“Twice he was captured and escaped, once by back-flipping over a snow bank and running off into the woods before his guards could use their weapons. A third time, surrounded by the Gestapo at a maternity hospital in Oslo where he had set up a transmitter in a chimney, he shot his way to freedom with a pistol.” Via a friend, Knut Haugland, WWII resistance fighter and last surviving member of the Kon-Tiki expedition, 1917-2010.

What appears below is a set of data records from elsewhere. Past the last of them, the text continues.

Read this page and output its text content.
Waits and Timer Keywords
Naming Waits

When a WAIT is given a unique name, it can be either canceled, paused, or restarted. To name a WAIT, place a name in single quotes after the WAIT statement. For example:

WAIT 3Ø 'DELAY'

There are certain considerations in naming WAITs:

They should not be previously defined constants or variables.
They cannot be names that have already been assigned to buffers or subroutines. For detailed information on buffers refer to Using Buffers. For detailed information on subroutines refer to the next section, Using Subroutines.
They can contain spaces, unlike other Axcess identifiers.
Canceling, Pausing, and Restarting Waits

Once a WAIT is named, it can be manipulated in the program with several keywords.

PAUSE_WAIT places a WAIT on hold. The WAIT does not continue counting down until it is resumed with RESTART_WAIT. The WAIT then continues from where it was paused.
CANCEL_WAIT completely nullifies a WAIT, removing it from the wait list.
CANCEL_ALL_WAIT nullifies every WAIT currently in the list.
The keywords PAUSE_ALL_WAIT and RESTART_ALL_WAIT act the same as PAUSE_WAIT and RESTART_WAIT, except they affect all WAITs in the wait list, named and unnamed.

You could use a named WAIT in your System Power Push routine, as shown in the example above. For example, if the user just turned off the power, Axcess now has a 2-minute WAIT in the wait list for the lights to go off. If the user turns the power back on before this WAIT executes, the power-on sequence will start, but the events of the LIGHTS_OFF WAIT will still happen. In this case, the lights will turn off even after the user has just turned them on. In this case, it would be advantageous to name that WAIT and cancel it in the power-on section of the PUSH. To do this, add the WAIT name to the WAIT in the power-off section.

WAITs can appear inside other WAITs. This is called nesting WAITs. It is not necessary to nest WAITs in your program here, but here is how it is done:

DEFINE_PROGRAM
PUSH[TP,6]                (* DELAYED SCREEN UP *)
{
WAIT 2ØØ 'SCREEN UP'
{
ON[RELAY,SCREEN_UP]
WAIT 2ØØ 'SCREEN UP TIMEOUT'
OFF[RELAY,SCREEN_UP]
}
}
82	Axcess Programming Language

We may “play” Call of Duty nowadays, but this guy lived it. “He particularly objected to the word ‘heroes’ in the title. ‘I never use that word about myself or my friends,’ he told BBC4 Radio in 2003. “We just did a job.” Referring to the glider crashes and the killing of the survivors, he added: ‘Forty-one men were killed, and it could have been avoided. Because of the loss of life, you shouldn’t glorify the story.’“Update, and via several Twitterers: Also passing very recently, another unbelievable survivor of WWII: Tsutomu Yamaguchi, 1916-2010. “On August 6, 1945, he was about to leave the city of Hiroshima, where he had been working, when the first bomb exploded, killing 140,000 people. Injured and reeling from the horrors around him, he fled to his home — Nagasaki, 180 miles to the west.“
Crazy. He’s like a real-life Pariah for the Atomic Age. “‘I think it is a miracle,’ he told The Times on the 60th anniversary of the bombings in 2005. ‘But having been granted this miracle it is my responsibility to pass on the truth to the people of the world. For the past 60 years survivors have declared the horror of the atomic bomb, but I can see hardly any improvement in the situation.’“
It’s funny you mentioned “Call of Duty” — my stepson is a big fan and I forwarded him this article saying someone should make video game based on this guy.